Bu uygulama, ilkeleri en iyi sağlayan sistem demokrasiyse insanları onunla yöneteceksiniz demektir. Dindar bir adam dinden ilkeler alır ve o ilkelerle siyaset yapar, dinden ilkeler alır ve o ilkelerle ticaret yapar… Peygamber bir gün pazarda gezerken elini çuvala daldırır, bakar içindekiler çürük. “Bizi aldatan bizden değildir.” der. Din insan yaşamı için bu kadar sadece ama bir o kadar da ciddi sonuçlar doğuran önermelerde bulunur.

Din hayata dokunmalıdır

Kuran tepeden tırnağa ahlak kitabıdır, hukuk kitabı değildir. Kur’an’da yapılacaklar ve yapılmayacaklar şeklinde bir liste oluştursanız birkaç sayfayı geçmez. Ama her bir ayetin derununda hayata kaynaklık eden, insan ilişkilerini düzenleyen bir ahlaki referans bulunur. Hz. Peygamber vefat ettiğinde arkasında adı konulmuş bir siyasal sistem bırakmadı. Çünkü toplumu ilgilendiren bir meselede toplumun kendi kararını kendisi vermesi gerekir. Bazen soruyorlar, “Dinimiz laiklikle bağdaşır mı?” diye. Bizim, dinimizi herhangi bir sistemle bağdaştırma gibi bir derdimiz olamaz: Çünkü, Kur’an’ın insanlar arasında öngördüğü ilişki biçimi, başka dinlerin başka sistemlerin insana olan yaklaşımından çok daha hümanist ve çok daha tolore edicidir. Mekke fethedildikten sonra müşrikler Peygamber’e gelip kendi putları için hac yapmak istediklerini söylerler. Maide Suresi’nin 2. ayet’i bu konuda Kur’an’ın farkını ortaya koyuyor. Diyor ki, “Kendi rablerinin rızası için kabeye tavaf etmeye gelenlere ilişmeyin.” Yani, Kur’an’ın öngördüğü sistem laikliği aşan bir ilişkiler ağı ön görmektedir.
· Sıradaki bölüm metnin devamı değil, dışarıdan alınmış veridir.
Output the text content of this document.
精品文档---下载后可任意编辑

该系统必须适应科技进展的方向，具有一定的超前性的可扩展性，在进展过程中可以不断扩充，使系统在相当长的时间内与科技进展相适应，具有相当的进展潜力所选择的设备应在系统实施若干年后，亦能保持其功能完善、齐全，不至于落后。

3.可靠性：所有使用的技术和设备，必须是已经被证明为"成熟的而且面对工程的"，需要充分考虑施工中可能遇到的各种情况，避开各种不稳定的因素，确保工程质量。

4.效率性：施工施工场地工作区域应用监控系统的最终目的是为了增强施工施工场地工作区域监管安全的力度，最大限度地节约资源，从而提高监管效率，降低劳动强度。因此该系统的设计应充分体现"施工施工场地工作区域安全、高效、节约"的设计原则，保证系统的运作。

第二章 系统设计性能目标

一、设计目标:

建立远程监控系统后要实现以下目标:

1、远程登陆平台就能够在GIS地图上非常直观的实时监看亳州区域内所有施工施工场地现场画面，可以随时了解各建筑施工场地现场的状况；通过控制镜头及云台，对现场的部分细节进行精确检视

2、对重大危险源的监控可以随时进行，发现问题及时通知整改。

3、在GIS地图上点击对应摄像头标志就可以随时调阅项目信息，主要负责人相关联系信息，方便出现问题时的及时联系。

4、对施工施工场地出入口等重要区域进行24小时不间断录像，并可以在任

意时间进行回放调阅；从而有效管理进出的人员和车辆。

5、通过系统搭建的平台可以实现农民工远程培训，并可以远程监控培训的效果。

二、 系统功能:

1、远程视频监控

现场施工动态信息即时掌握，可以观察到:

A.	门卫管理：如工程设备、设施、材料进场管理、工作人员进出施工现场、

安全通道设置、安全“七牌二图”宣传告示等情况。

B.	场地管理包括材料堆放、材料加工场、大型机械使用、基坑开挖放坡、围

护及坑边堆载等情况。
İslam İlimlerinin Medeniyet Kurmadaki Rolü

Gerçek dünyalar ve mümkün dünyalar diye bir ayrım vardır. Gerçek dünya, evrene ait olan, bizden bağımsız olarak meydana gelen her şeydir. Güneş her gün doğar. Bu bir gerçektir. Mümkün dünyalar ise bizimle alakalı, bize bağlı olarak meydana gelen şeylerdir. Çorak bir arazi onunla ilgilenilmediği sürece çoraktır, fakat oranın ekilebilir bir araziye dönmesi mümkündür. Allah bizi bu mümkün dünyalar içerisinde aktif bir fail olarak görevlendirmiştir. Buna emaneti yüklemek demiştir. Kur’an bizden dünyayı imar edecek insanlar olarak bahsediyor. Ümran da aynı kökten gelir. Türkçeye uygarlık olarak çevirdiğimiz ümran, ömür sürmeye değer yer, mekân anlamındadır. İnsanın kendi potansiyellerini mümkün olduğu kadar aktüel hale getireceği, yani hiçbir engele takılmadan sözünü söyleyebileceği ya da işini yapabileceği bir mekândır medeniyetin olduğu yer. Hakikatin peşinden gidebileceğiniz yerdir. Dini geleneklerde yeni bir şey söyleyeceğiniz zaman karşınıza; “Bu konuda Gazali şöyle demiş veya bu konuda ulema şöyle icma etmiş.” ifadeleri çıkar. Bir konuda dönemin âlimleri icma ettilerse o konu kapanmış olarak görülür. Yanlıştır. Oysa şu 2 ayet her zaman farklı fikirlere açık olmayı tavsiye etmektedir. “ Her bilenin üzerinde bir başka bilen vardır” (Yusuf 76).
“Biz bir ayet gönderirsek ya da bir ayet gösterirsek, daha önceki kızkardeşlerinden daha büyük olur.” (Zuhruf 48) ayeti de, sonradan gelen kitaplar, sonradan gelen zihinler, sonradan gelenler daha öncekilerden daha büyüktür, imasında bulunur. En azından böyle bir hedef gösterir. Kur’an ayetlerini faktüel olarak okumamalı, onlara değer yüklemeliyiz. Buradan daha büyük olmaya gayret etsinler, gayret etmelidirler mesajını almalıyız. Bu ayetten tarihin düz çizgisel olarak ilerlediği ve gittikçe daha da gelişen bir hale dönüştüğü sonucuna varabiliriz. İyiye eviriliyor demek, iyi evirilmesi için elimizden geleni yapmamız gerek demektir. Dünya gerçek ve mümkün dünyalardan oluştuğuna göre kendi haline bıraktığımızda hiçbir şey olmayacağı açıktır. Oysa “Allah her gün bir iştedir” (Rahman, 29). Sürekli aktiftir. Aktiflik bir tür Allah’ı taklittir. Var olmak, hayatta yer tutmak ve arkada iz bırakmak isteyenlerin yapacağı şey budur. Ancak böylelerinin önden gönderdikleri ve bu gönderilenlerin arkada bıraktığı izleri kayda değerdir (Ya-Sin, 12).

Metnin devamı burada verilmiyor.